Both organizations showcased evident speed all throughout the race, but it was an all-around sloppy day for the Chevrolet and Toyota stables. Early on it appeared as if JGR picked up where they left off with their stellar pit program. Then after the first set of stops, other teams began to step up and the drivers had to get aggressive on pit road to maintain track position.
Over the course of the day, four top-10 contenders — Jeb Burton, Daniel Hemric, Brandon Jones and Josh Berry — all got penalized for speeding on pit road during routine yellow flag stops. This in turn put all these drivers in unfavorable positions and all got into trouble at some point in the race.

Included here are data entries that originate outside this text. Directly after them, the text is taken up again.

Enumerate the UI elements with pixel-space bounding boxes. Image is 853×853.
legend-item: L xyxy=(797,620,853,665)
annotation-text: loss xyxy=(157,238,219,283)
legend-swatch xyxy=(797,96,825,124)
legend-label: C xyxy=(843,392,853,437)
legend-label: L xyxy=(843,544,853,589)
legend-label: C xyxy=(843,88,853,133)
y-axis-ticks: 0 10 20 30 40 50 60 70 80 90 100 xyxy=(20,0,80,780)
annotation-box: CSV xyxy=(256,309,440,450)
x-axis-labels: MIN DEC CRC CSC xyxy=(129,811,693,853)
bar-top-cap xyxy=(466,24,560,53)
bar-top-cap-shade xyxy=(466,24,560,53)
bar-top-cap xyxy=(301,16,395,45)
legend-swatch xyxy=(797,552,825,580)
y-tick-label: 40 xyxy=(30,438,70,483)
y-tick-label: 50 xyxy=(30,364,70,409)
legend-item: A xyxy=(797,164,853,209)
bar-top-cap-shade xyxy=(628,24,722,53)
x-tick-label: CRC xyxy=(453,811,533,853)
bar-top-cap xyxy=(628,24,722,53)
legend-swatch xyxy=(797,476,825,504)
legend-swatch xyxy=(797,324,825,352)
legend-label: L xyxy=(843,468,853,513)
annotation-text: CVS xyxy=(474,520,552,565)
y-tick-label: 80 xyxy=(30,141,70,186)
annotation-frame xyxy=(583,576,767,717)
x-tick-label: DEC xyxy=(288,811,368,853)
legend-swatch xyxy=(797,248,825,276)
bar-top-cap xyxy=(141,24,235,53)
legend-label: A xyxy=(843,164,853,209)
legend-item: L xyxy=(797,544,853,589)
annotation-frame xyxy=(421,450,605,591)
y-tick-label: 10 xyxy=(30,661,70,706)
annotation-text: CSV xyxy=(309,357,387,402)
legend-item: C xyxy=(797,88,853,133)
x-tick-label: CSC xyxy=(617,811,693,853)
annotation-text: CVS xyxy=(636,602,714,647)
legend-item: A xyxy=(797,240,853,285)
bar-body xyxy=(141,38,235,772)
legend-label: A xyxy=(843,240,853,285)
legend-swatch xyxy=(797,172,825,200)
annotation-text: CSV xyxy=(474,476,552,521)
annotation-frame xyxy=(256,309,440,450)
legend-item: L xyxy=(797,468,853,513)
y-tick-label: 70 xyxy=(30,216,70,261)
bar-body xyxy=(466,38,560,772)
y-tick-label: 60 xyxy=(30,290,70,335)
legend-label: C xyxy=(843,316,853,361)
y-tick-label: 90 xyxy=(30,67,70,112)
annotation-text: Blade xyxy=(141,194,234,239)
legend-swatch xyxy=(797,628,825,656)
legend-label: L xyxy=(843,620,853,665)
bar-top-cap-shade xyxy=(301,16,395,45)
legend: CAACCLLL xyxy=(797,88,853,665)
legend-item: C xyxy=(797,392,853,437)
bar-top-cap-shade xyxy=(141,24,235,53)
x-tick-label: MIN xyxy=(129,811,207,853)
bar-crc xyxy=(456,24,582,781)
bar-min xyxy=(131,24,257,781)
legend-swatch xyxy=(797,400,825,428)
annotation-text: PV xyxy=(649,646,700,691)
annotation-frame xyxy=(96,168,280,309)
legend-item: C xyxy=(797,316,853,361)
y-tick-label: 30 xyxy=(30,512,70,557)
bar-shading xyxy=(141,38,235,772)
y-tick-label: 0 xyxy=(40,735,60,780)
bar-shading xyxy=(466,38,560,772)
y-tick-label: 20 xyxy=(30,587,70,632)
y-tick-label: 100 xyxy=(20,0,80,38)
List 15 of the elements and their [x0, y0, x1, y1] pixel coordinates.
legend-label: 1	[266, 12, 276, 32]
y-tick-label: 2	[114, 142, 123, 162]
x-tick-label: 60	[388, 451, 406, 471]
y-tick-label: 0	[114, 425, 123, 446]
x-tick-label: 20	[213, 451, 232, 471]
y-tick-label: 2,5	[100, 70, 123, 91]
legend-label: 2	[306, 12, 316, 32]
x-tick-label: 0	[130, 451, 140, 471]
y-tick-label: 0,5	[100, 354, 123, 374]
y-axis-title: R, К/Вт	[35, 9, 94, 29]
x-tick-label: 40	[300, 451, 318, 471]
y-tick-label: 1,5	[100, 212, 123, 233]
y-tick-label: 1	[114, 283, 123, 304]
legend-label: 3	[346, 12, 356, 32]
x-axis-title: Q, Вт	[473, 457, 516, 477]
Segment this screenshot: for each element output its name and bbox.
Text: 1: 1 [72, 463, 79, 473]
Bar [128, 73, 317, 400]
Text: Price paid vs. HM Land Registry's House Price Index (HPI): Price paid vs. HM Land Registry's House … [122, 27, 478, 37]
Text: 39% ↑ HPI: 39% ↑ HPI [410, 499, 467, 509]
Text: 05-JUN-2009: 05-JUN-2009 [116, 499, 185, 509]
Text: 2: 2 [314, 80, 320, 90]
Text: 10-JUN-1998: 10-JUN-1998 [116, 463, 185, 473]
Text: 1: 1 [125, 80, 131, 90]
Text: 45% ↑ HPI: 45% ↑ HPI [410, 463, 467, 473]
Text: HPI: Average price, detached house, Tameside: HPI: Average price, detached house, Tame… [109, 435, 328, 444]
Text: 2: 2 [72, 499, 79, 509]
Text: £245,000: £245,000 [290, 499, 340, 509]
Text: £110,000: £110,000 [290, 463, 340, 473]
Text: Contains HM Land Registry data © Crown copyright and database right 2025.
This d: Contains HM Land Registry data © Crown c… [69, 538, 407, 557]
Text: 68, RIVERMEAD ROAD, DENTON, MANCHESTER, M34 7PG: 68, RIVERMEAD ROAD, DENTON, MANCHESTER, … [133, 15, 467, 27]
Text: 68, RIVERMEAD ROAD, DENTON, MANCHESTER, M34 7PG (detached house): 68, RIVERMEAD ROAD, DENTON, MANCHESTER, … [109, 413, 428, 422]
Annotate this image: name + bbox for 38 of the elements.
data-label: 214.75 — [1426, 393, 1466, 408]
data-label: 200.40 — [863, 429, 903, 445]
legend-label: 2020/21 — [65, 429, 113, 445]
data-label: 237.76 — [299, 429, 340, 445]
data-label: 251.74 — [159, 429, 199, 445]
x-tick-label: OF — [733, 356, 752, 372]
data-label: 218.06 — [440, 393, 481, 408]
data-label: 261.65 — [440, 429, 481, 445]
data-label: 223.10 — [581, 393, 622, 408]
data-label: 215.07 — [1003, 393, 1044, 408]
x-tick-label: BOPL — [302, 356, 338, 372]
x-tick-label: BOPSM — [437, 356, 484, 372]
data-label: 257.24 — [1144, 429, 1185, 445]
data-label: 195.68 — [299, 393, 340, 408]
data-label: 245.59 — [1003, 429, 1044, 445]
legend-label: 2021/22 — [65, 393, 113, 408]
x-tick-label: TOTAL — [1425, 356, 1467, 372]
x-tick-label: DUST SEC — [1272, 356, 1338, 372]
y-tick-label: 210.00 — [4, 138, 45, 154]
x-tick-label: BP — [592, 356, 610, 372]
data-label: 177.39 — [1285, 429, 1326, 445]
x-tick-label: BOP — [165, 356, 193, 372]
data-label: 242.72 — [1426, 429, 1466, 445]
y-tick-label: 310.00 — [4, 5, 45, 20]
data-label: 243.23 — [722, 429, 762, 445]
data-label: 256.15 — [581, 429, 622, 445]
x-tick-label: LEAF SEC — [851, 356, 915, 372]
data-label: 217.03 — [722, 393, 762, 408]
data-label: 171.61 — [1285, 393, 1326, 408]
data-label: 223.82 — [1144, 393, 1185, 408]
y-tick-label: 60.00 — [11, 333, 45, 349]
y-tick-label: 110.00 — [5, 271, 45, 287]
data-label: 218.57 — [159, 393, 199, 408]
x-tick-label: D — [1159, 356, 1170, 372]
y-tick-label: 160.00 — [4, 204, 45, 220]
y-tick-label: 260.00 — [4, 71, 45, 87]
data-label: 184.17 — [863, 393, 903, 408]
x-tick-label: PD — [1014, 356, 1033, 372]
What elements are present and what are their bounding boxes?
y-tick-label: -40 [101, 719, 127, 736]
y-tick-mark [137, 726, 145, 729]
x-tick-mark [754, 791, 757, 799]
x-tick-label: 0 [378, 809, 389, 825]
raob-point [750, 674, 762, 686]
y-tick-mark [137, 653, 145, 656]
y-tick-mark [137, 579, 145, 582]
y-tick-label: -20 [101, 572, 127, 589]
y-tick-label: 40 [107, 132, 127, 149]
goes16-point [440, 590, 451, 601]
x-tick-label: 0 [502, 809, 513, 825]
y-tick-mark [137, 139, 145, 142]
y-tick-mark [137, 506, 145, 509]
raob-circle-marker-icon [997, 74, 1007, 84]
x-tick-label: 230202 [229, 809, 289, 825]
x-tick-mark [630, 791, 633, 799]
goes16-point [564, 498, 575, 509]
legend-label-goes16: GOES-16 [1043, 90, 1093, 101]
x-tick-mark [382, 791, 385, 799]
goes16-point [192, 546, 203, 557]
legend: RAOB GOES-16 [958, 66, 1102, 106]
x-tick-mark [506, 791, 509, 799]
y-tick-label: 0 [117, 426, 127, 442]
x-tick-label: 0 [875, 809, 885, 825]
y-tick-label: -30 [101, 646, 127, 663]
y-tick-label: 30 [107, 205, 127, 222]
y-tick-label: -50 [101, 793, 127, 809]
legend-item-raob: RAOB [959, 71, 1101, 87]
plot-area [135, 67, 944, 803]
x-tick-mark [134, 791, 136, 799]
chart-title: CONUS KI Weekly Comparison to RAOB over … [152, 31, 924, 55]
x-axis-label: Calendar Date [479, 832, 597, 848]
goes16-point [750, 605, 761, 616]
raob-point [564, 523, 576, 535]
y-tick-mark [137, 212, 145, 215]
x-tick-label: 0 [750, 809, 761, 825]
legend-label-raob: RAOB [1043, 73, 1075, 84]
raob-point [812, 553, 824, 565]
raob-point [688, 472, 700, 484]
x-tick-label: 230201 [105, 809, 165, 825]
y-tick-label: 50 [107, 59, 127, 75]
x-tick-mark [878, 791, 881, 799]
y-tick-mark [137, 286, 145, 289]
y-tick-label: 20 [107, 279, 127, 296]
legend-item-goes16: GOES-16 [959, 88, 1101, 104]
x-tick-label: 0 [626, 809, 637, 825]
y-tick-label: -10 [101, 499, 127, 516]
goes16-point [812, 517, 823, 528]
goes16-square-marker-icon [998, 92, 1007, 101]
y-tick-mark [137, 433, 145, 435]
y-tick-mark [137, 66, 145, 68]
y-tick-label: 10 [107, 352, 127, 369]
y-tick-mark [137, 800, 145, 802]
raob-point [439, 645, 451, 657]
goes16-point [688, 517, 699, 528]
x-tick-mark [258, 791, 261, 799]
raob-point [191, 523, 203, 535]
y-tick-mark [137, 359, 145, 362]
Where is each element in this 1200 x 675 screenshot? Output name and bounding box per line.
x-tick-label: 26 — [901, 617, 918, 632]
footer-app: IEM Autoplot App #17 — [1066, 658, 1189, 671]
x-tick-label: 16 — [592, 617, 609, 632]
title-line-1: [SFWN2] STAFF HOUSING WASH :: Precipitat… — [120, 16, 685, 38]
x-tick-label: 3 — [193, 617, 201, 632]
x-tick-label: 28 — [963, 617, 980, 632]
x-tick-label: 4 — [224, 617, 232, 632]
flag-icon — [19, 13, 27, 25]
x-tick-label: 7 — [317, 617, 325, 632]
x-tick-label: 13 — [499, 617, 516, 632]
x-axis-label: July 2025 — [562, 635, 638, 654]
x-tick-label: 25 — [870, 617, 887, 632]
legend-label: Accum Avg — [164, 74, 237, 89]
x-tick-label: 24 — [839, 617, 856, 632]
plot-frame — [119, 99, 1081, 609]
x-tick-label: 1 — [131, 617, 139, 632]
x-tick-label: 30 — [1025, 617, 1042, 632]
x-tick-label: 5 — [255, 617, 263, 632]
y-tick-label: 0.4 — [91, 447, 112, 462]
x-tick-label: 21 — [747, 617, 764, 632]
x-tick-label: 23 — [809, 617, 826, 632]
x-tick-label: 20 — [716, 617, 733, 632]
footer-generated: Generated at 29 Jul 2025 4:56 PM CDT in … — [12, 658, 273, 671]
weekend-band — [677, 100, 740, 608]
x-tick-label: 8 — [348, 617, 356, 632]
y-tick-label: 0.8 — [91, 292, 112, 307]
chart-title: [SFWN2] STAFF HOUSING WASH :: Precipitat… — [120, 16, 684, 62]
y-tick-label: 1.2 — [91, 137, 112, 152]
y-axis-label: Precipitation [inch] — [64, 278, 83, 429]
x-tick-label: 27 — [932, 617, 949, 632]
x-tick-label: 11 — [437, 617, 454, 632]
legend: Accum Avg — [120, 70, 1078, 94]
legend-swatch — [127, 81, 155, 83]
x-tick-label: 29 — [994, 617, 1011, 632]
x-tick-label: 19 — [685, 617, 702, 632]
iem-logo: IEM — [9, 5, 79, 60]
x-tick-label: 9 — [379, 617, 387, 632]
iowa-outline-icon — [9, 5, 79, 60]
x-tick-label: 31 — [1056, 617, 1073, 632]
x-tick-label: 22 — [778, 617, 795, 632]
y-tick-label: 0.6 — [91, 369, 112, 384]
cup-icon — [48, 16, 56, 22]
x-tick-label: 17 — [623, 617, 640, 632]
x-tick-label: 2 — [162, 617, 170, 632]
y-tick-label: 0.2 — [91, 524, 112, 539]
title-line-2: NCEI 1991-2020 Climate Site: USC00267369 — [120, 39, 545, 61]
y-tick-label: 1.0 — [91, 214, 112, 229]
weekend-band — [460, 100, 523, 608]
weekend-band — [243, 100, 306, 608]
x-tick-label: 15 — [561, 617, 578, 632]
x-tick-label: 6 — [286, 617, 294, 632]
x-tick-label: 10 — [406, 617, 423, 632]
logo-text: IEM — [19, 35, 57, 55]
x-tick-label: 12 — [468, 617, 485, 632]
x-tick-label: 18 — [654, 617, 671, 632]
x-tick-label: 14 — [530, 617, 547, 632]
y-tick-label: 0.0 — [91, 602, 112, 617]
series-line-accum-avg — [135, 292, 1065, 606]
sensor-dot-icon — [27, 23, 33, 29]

Here’s where things got heated.
Well on his way to another promising finish, Berry was charging his way through the field when Santino Ferrucci pinched him against the wall in 15th and ended his day. The late model champion showed his displeasure to the driver of the No. 26 by flipping him off as he drove by with a smile on his face.
Jones, who led laps in this race, was surging his way through the field after serving a speeding penalty when A.J. Allmendinger misjudged a jump to the high line and wrecked him. The driver of the No. 19 voiced his frustrations in the Kaulig Racing driver, saying he’ll remember this moment in the future.
When it was all said and done this truly felt like a short track race, but with the event being so condensed and this being the sight of the championship, the pressure seemed much more prevalent than your average short track event.
In what may have been the biggest story of the event, Ty Gibbs followed up a dominant ARCA Menards Series win the night prior and his Xfinity debut with a runner-up finish in the Valley of the Sun. The 18-year-old has proven to not only be one of the brightest talents in NASCAR, but a specialist in Arizona. In five starts at Phoenix, Gibbs has two wins, an average finish of 1.8, 361 laps led and failure to place lower than third.
The driver of the No. 54 said the night prior there was still a mission to be accomplished before enjoying his string of success. After finishing second in his Xfinity oval debut, you’d expect Gibbs to be overjoyed, but that wasn’t totally the case.
“I’m definitely satisfied with a second-place finish, but not all the way,” Gibbs told NEWS FROM THE PITS. “I feel like in life you really can’t get comfortable no matter what the situation is and I’m thankful to be in this spot […] But at the same time, if you want to be the best — and I’ve watched the baddest dudes to do it — they’re not satisfied completely with second. You’re the first loser.”
The day ended with a battle of two desert titans, Cindric and Allgaier, with the No. 22 team prevailing and becoming the first repeat winner this season in the Xfinity Series. Between the hell that broke loose on the final restart, the varying trends and strategies, in addition to the unexpected performances and racing overall, this event will be remembered for years to come.
It will be hard to find anyone who wasn’t satisfied with the product provided at Phoenix Raceway in the Xfinity Series, and the great news is this should serve a sample for what to expect for the championship race come November.